Reviewing the data from drugs currently in clinical trials, researchers believe a functional cure may be in sight.
"So, how close are we? In clinical trials, the best combination therapies that are out there, which often include these RNAi's, are curing around 30% after about a year to a year and a half worth of treatment," Tavis said. "That's a lot better than the 5% standard of care will do. So, we're making steady progress. Though we're not there yet, it's very promising given the complexity of what we're facing."
Other authors on the paper include Matteo Iannacone, IRCCS Ospedale San Raffaele, Milan, Italy; Cristian G. Beccaria, IRCCS Ospedale San Raffaele, Milan, Italy; Lena Allweiss, University Medical Center Hamburg-Eppendorf, Hamburg, Germany; Julie Lucifora, Centre International de Recherche en Infectiologie, University of Lyon, Lyon, France; Adam J. Gehring, University of Toronto, Toronto, Canada; and Maura Dandri, University Medical Center Hamburg-Eppendorf, Hamburg, Germany.
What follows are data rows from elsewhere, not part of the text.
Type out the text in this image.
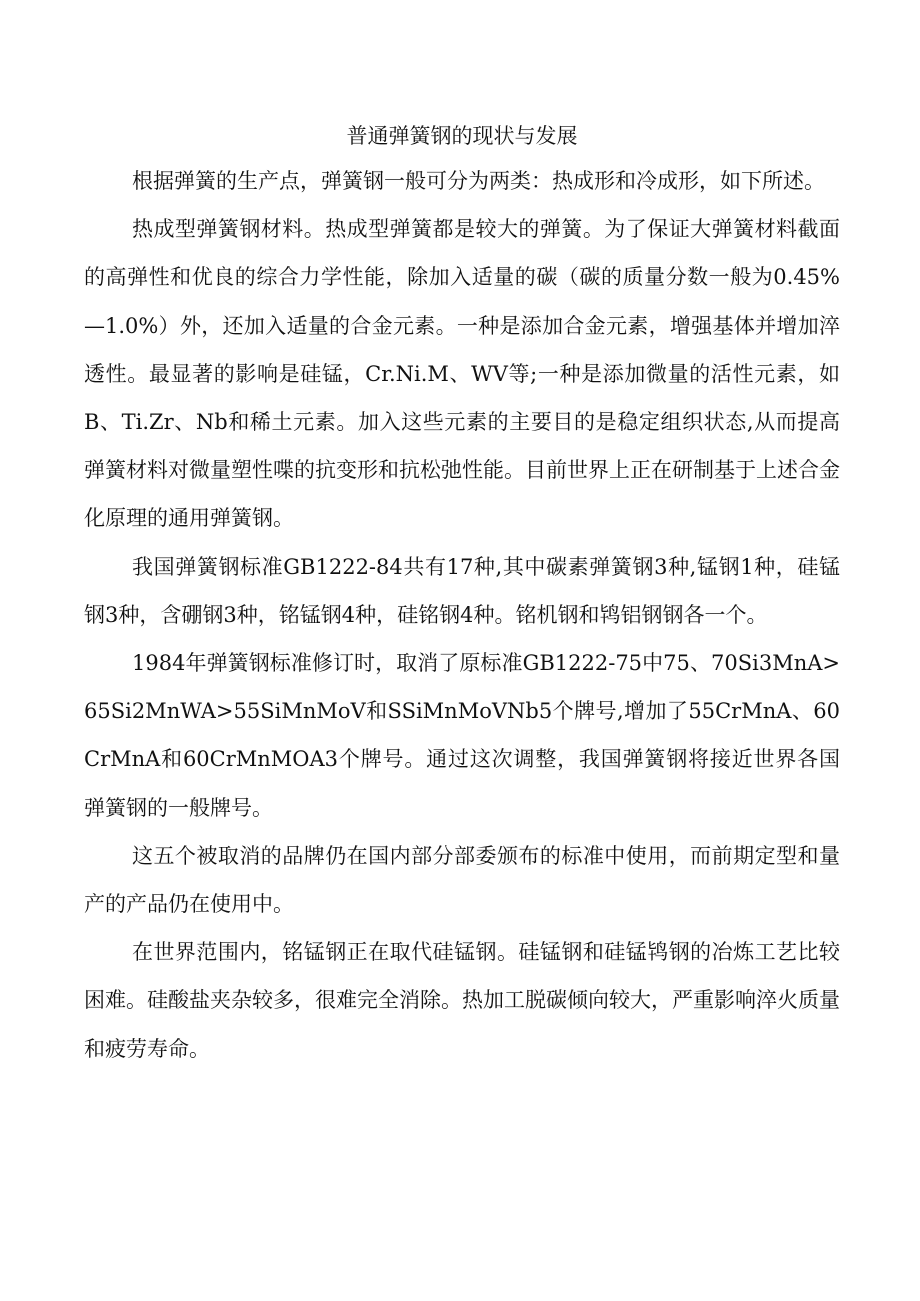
普通弹簧钢的现状与发展

根据弹簧的生产点，弹簧钢一般可分为两类：热成形和冷成形，如下所述。

热成型弹簧钢材料。热成型弹簧都是较大的弹簧。为了保证大弹簧材料截面的高弹性和优良的综合力学性能，除加入适量的碳（碳的质量分数一般为0.45%—1.0%）外，还加入适量的合金元素。一种是添加合金元素，增强基体并增加淬透性。最显著的影响是硅锰，Cr.Ni.M、WV等;一种是添加微量的活性元素，如B、Ti.Zr、Nb和稀土元素。加入这些元素的主要目的是稳定组织状态,从而提高弹簧材料对微量塑性喋的抗变形和抗松弛性能。目前世界上正在研制基于上述合金化原理的通用弹簧钢。

我国弹簧钢标准GB1222-84共有17种,其中碳素弹簧钢3种,锰钢1种，硅锰钢3种，含硼钢3种，铭锰钢4种，硅铭钢4种。铭机钢和鸨铝钢钢各一个。

1984年弹簧钢标准修订时，取消了原标准GB1222-75中75、70Si3MnA>65Si2MnWA>55SiMnMoV和SSiMnMoVNb5个牌号,增加了55CrMnA、60CrMnA和60CrMnMOA3个牌号。通过这次调整，我国弹簧钢将接近世界各国弹簧钢的一般牌号。

这五个被取消的品牌仍在国内部分部委颁布的标准中使用，而前期定型和量产的产品仍在使用中。

在世界范围内，铭锰钢正在取代硅锰钢。硅锰钢和硅锰鸨钢的冶炼工艺比较困难。硅酸盐夹杂较多，很难完全消除。热加工脱碳倾向较大，严重影响淬火质量和疲劳寿命。
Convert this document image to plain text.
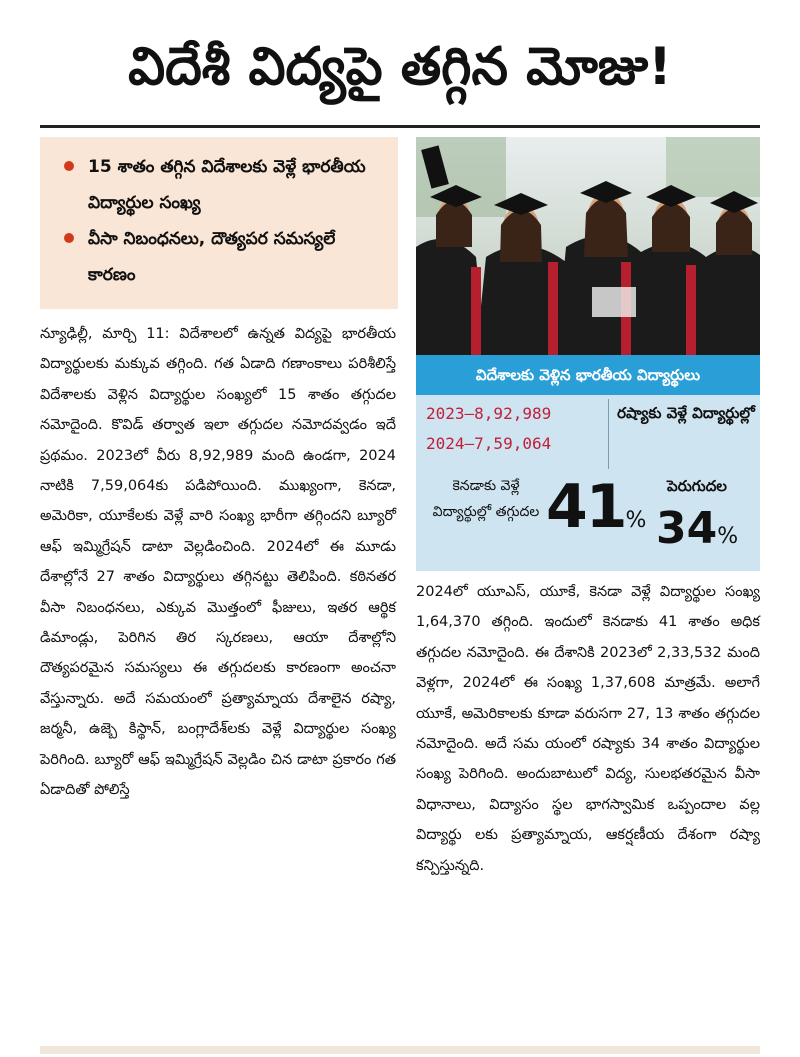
విదేశీ విద్యపై తగ్గిన మోజు!
15 శాతం తగ్గిన విదేశాలకు వెళ్లే భారతీయ విద్యార్థుల సంఖ్య
వీసా నిబంధనలు, దౌత్యపర సమస్యలే కారణం
విదేశాలకు వెళ్లిన భారతీయ విద్యార్థులు
2023–8,92,989
2024–7,59,064
రష్యాకు వెళ్లే విద్యార్థుల్లో
కెనడాకు వెళ్లే విద్యార్థుల్లో తగ్గుదల 41%
పెరుగుదల
34%
న్యూఢిల్లీ, మార్చి 11: విదేశాలలో ఉన్నత విద్యపై భారతీయ విద్యార్థులకు మక్కువ తగ్గింది. గత ఏడాది గణాంకాలు పరిశీలిస్తే విదేశాలకు వెళ్లిన విద్యార్థుల సంఖ్యలో 15 శాతం తగ్గుదల నమోదైంది. కొవిడ్ తర్వాత ఇలా తగ్గుదల నమోదవ్వడం ఇదే ప్రథమం. 2023లో వీరు 8,92,989 మంది ఉండగా, 2024 నాటికి 7,59,064కు పడిపోయింది. ముఖ్యంగా, కెనడా, అమెరికా, యూకేలకు వెళ్లే వారి సంఖ్య భారీగా తగ్గిందని బ్యూరో ఆఫ్ ఇమ్మిగ్రేషన్ డాటా వెల్లడించింది. 2024లో ఈ మూడు దేశాల్లోనే 27 శాతం విద్యార్థులు తగ్గినట్టు తెలిపింది. కఠినతర వీసా నిబంధనలు, ఎక్కువ మొత్తంలో ఫీజులు, ఇతర ఆర్థిక డిమాండ్లు, పెరిగిన తిర స్కరణలు, ఆయా దేశాల్లోని దౌత్యపరమైన సమస్యలు ఈ తగ్గుదలకు కారణంగా అంచనా వేస్తున్నారు. అదే సమయంలో ప్రత్యామ్నాయ దేశాలైన రష్యా, జర్మనీ, ఉజ్బె కిస్థాన్, బంగ్లాదేశ్‌లకు వెళ్లే విద్యార్థుల సంఖ్య పెరిగింది. బ్యూరో ఆఫ్ ఇమ్మిగ్రేషన్ వెల్లడిం చిన డాటా ప్రకారం గత ఏడాదితో పోలిస్తే
2024లో యూఎస్, యూకే, కెనడా వెళ్లే విద్యార్థుల సంఖ్య 1,64,370 తగ్గింది. ఇందులో కెనడాకు 41 శాతం అధిక తగ్గుదల నమోదైంది. ఈ దేశానికి 2023లో 2,33,532 మంది వెళ్లగా, 2024లో ఈ సంఖ్య 1,37,608 మాత్రమే. అలాగే యూకే, అమెరికాలకు కూడా వరుసగా 27, 13 శాతం తగ్గుదల నమోదైంది. అదే సమ యంలో రష్యాకు 34 శాతం విద్యార్థుల సంఖ్య పెరిగింది. అందుబాటులో విద్య, సులభతరమైన వీసా విధానాలు, విద్యాసం స్థల భాగస్వామిక ఒప్పందాల వల్ల విద్యార్థు లకు ప్రత్యామ్నాయ, ఆకర్షణీయ దేశంగా రష్యా కన్పిస్తున్నది.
Established in 1836, Saint Louis University School of Medicine has the distinction of awarding the first medical degree west of the Mississippi River. The school educates physicians and biomedical scientists, conducts medical research, and provides health care on a local, national and international level. Research at the school seeks new cures and treatments in five key areas: infectious disease, liver disease, cancer, heart/lung disease, and aging and brain disorders. As a nationally recognized leader in research and innovation, SLU is an R1 research university, advancing groundbreaking, life-changing discoveries that promote the greater good.